Oklahoma appealed the ruling on the injunction and argued its case Wednesday. The larger pollution case is set to begin in September.

“I thought they sounded fairly skeptical,” Edmondson said. “I think they were very reluctant to reverse Judge Frizzell, and that’s probably appropriate that there should be a burden on whoever’s asking the 10th Circuit to reverse a federal court.”

Edmondson predicted the state would prevail in getting the research of Harwood and Olsen admitted at trial, and predicted a victory in the case.

“I believe we will win this at trial,” he said. “As we said in our briefs, I think Judge Frizzell was very concerned that there were other sources of pollution besides poultry and held us to a standard of proving that poultry was either the predominant source or the exclusive source, and that’s an incorrect standard.”

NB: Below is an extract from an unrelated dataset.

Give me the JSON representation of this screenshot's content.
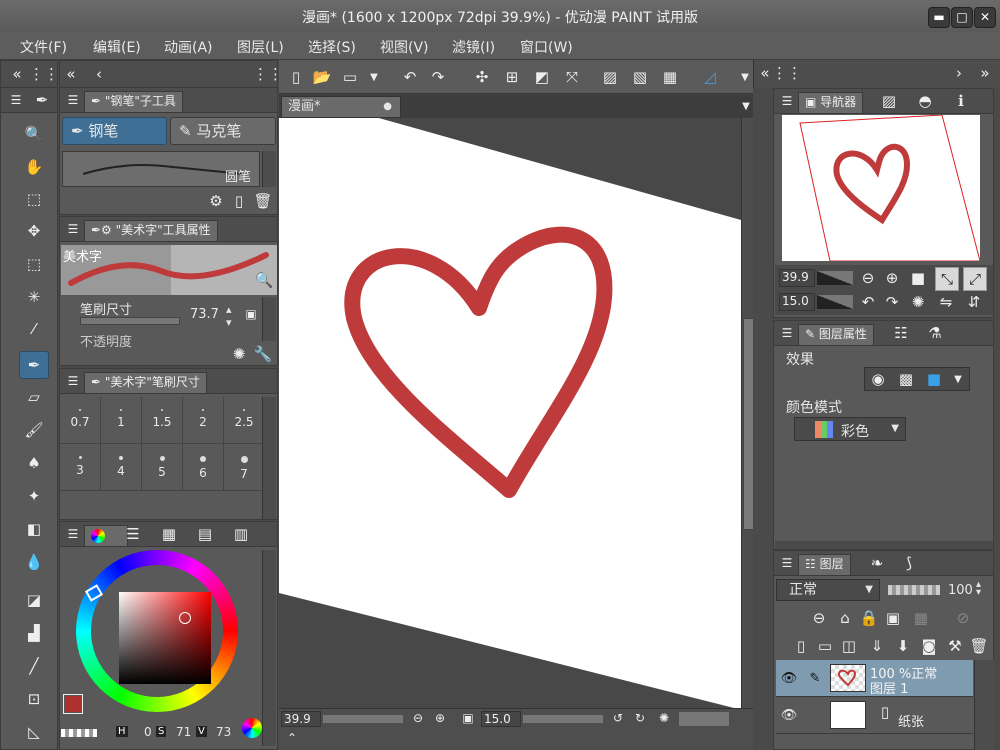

Edmondson said he was still open to settling the case before it goes to trial, but added that he would be seeking three things from the industry if that happened: injunctive relief to stop virtually all poultry litter application on land in the watershed, about $25 million to cover the cost of litigation and compensation to the state to reclaim the waters and prevent future damage. He said the payment of attorney fees would come out of the last component.

“Twenty-five million is cost,” he said. “That’s what we’re in the hole. So, it’s $25 million before anybody gets a dime.”

Gary Mickelson, a spokesman for Tyson Foods Inc., one of the companies Oklahoma is suing, said Thursday that “the court has instructed both sides not to comment publicly about settlement negotiations and, unlike the attorney general, we will respect those instructions.”

“However, we will say that Mr. Edmondson is not accurately representing what he has demanded in confidential settlement discussions,” he said.